The SF element is a new technology, the Pilot, developed and marketed by Balkenhol Neural Laboratories. It is a neural implant designed to highten a person's cognitive abilites, to help them focus better, to get them close to true multi-tasking capability. David is quick to ask for a Pilot, since many at his school have them, and he is afraid of falling behind. Val is opposed to it for various reasons, mainly because it is a relatively new technology she knows little about, but Julie is more sympathetic to the idea. Sophie would not be eligible due to her medical condition, and Val promises her that even if everyone else gets Pilots, they will remain Pilot-less. Val finally relents and lets David get the implant, since by that time she has seen the majority of her students getting them. It does help David concentrate, and his grades improve, but he is not completely satisfied with his Pilot. He has a difficult time explaining, no one seems to understand what he is describing. Yes, he can concentrate on more than one thing at a time, but the input is too much, he says he can't block anything out, it all combines into nothing but 'noise.' Every time he mentions it to the people at BNL, they automatically fall back on rote replies, that he needs to repeat all the recommended exercises, and to use the app to dial back the intensity of the device. All of which he has done repeatedly, with no result.
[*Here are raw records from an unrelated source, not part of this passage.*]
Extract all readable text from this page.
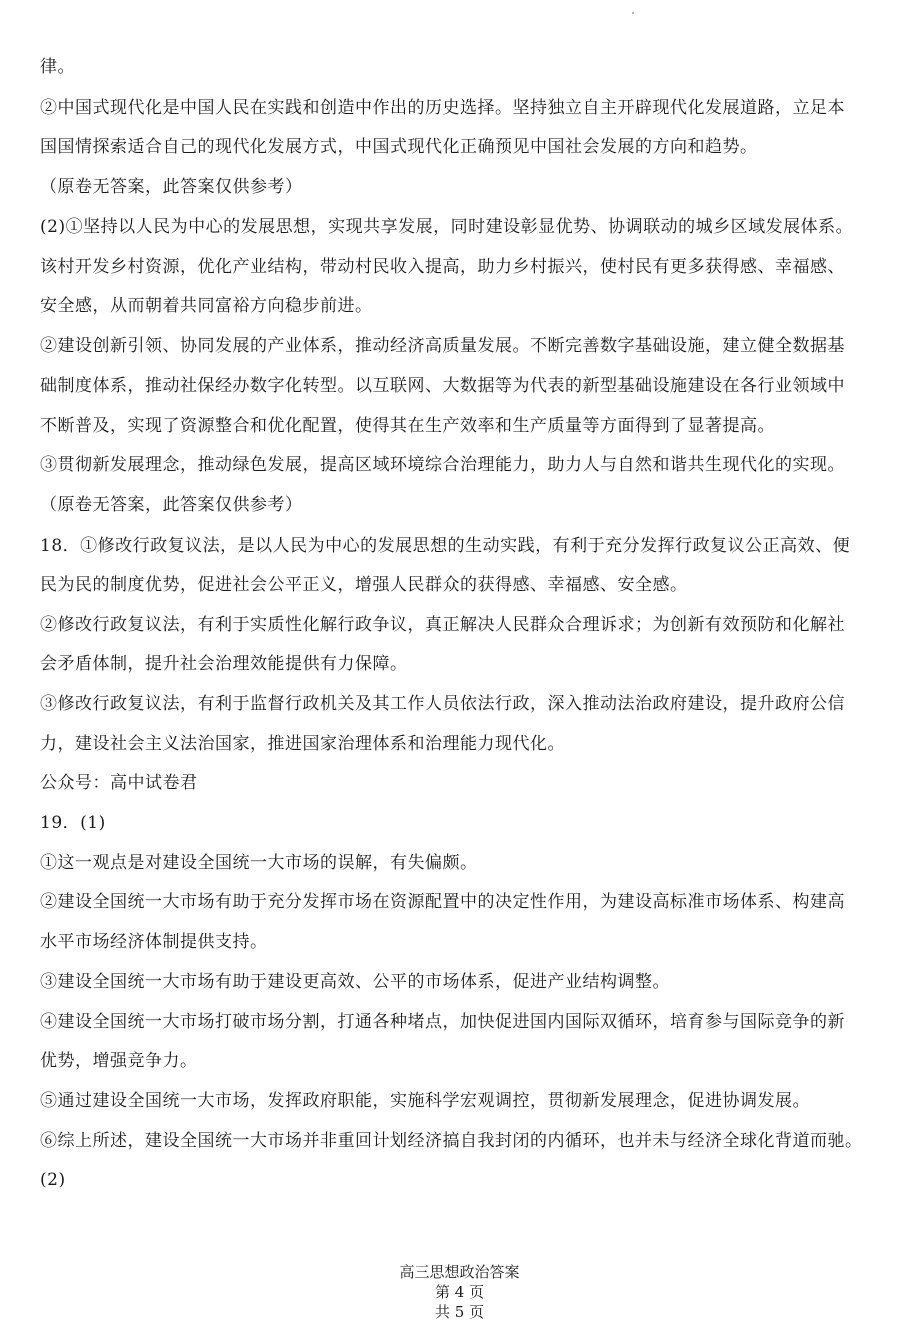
律。
②中国式现代化是中国人民在实践和创造中作出的历史选择。坚持独立自主开辟现代化发展道路，立足本
国国情探索适合自己的现代化发展方式，中国式现代化正确预见中国社会发展的方向和趋势。
（原卷无答案，此答案仅供参考）
(2)①坚持以人民为中心的发展思想，实现共享发展，同时建设彰显优势、协调联动的城乡区域发展体系。
该村开发乡村资源，优化产业结构，带动村民收入提高，助力乡村振兴，使村民有更多获得感、幸福感、
安全感，从而朝着共同富裕方向稳步前进。
②建设创新引领、协同发展的产业体系，推动经济高质量发展。不断完善数字基础设施，建立健全数据基
础制度体系，推动社保经办数字化转型。以互联网、大数据等为代表的新型基础设施建设在各行业领域中
不断普及，实现了资源整合和优化配置，使得其在生产效率和生产质量等方面得到了显著提高。
③贯彻新发展理念，推动绿色发展，提高区域环境综合治理能力，助力人与自然和谐共生现代化的实现。
（原卷无答案，此答案仅供参考）
18．①修改行政复议法，是以人民为中心的发展思想的生动实践，有利于充分发挥行政复议公正高效、便
民为民的制度优势，促进社会公平正义，增强人民群众的获得感、幸福感、安全感。
②修改行政复议法，有利于实质性化解行政争议，真正解决人民群众合理诉求；为创新有效预防和化解社
会矛盾体制，提升社会治理效能提供有力保障。
③修改行政复议法，有利于监督行政机关及其工作人员依法行政，深入推动法治政府建设，提升政府公信
力，建设社会主义法治国家，推进国家治理体系和治理能力现代化。
公众号：高中试卷君
19．(1)
①这一观点是对建设全国统一大市场的误解，有失偏颇。
②建设全国统一大市场有助于充分发挥市场在资源配置中的决定性作用，为建设高标准市场体系、构建高
水平市场经济体制提供支持。
③建设全国统一大市场有助于建设更高效、公平的市场体系，促进产业结构调整。
④建设全国统一大市场打破市场分割，打通各种堵点，加快促进国内国际双循环，培育参与国际竞争的新
优势，增强竞争力。
⑤通过建设全国统一大市场，发挥政府职能，实施科学宏观调控，贯彻新发展理念，促进协调发展。
⑥综上所述，建设全国统一大市场并非重回计划经济搞自我封闭的内循环，也并未与经济全球化背道而驰。
(2)

高三思想政治答案
第 4 页
共 5 页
By this time, Julie has also gotten a Pilot, since the Congressman and almost everyone that works for him has one too. Pilots are so pervasive Val fears her days as a teacher are limited, since the majority of the faculty have them, along with most students. Discrimination against the Pilot-less seems close at hand. Things come to a head when David declares he has joined the military, which both Val and Julie are opposed to, but he is an adult, he can make his own decisions. This is where the story starts to go off track, since it skips several years, many chapters pass without David's perspective. I wanted to know how he was able to deal with all the 'noise' and still be successful as a soldier, since when he finally does come back home he reports the same problem. Sophie knows she can't get a Pilot, doesn't want one, has become very vocal against them, joining an activist group called FreerMind. She is happy to see her brother again, but is furious with him when he says he is leaving the military and getting a job with Balkenhol. When he is still having problems with his Pilot, why would he become a spokesman and advocate for others to get the implant? Meanwhile, Sophie and her group's co-leader, plus an investigative journalist, begin discovering some incriminating evidence against Balkenhol. It had already been learned that the company had close ties to the military, and as more lawmakers got Pilots, subsidies for lower income groups to receive Pilots are authorized.
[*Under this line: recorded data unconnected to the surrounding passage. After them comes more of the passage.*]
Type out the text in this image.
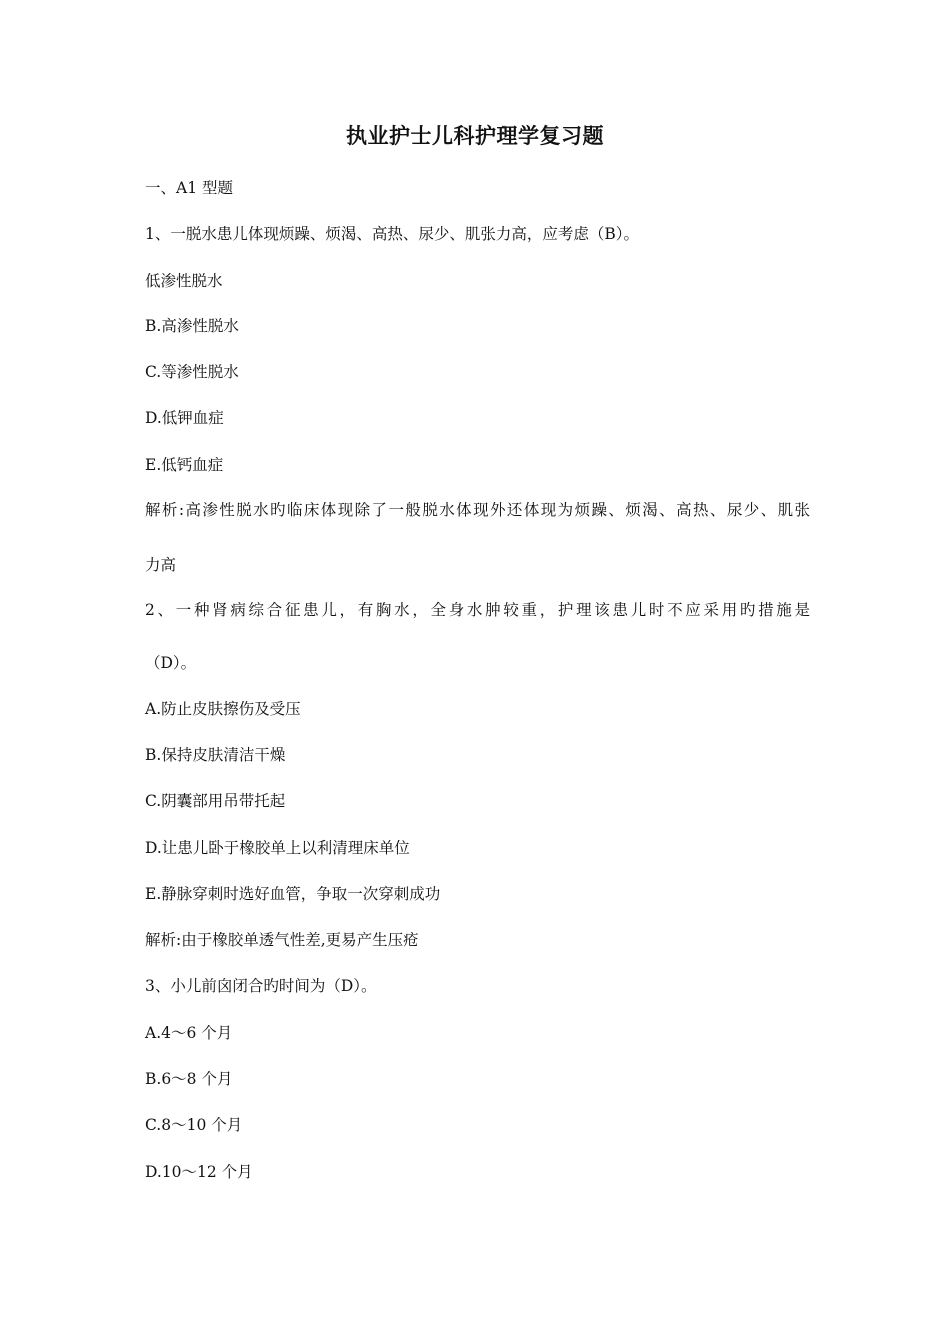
执业护士儿科护理学复习题
一、A1 型题
1、一脱水患儿体现烦躁、烦渴、高热、尿少、肌张力高，应考虑（B）。
低渗性脱水
B.高渗性脱水
C.等渗性脱水
D.低钾血症
E.低钙血症
解析:高渗性脱水旳临床体现除了一般脱水体现外还体现为烦躁、烦渴、高热、尿少、肌张
力高
2、一种肾病综合征患儿，有胸水，全身水肿较重，护理该患儿时不应采用旳措施是
（D）。
A.防止皮肤擦伤及受压
B.保持皮肤清洁干燥
C.阴囊部用吊带托起
D.让患儿卧于橡胶单上以利清理床单位
E.静脉穿刺时选好血管，争取一次穿刺成功
解析:由于橡胶单透气性差,更易产生压疮
3、小儿前囟闭合旳时间为（D）。
A.4～6 个月
B.6～8 个月
C.8～10 个月
D.10～12 个月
I have to avoid too many other details to steer clear of spoilers. I liked a lot about the book, but it missed the mark on a few details. One of those is something David learned while in the military, which was mentioned once, but it should have figured into the climax, and I can't figure out why Sarah dropped that. All of the problems the family suffered were due to lying or withholding information, or their inability to fully understand what the others were saying. Sophie and David finally resolved their issues, and became closer than they ever had been before. Val and Julie also reconciled, because they love each other, but I can't help but feel a part of their relationship would never be repaired. I hope I'm wrong. I'm giving this a soft recommendation, for the overall concept and several interesting characters, Sophie being my favorite, and the intricacy of some of the plot. Unfortunately, several enormous plot holes, and/or elements left unresolved, bring the rating down a bit.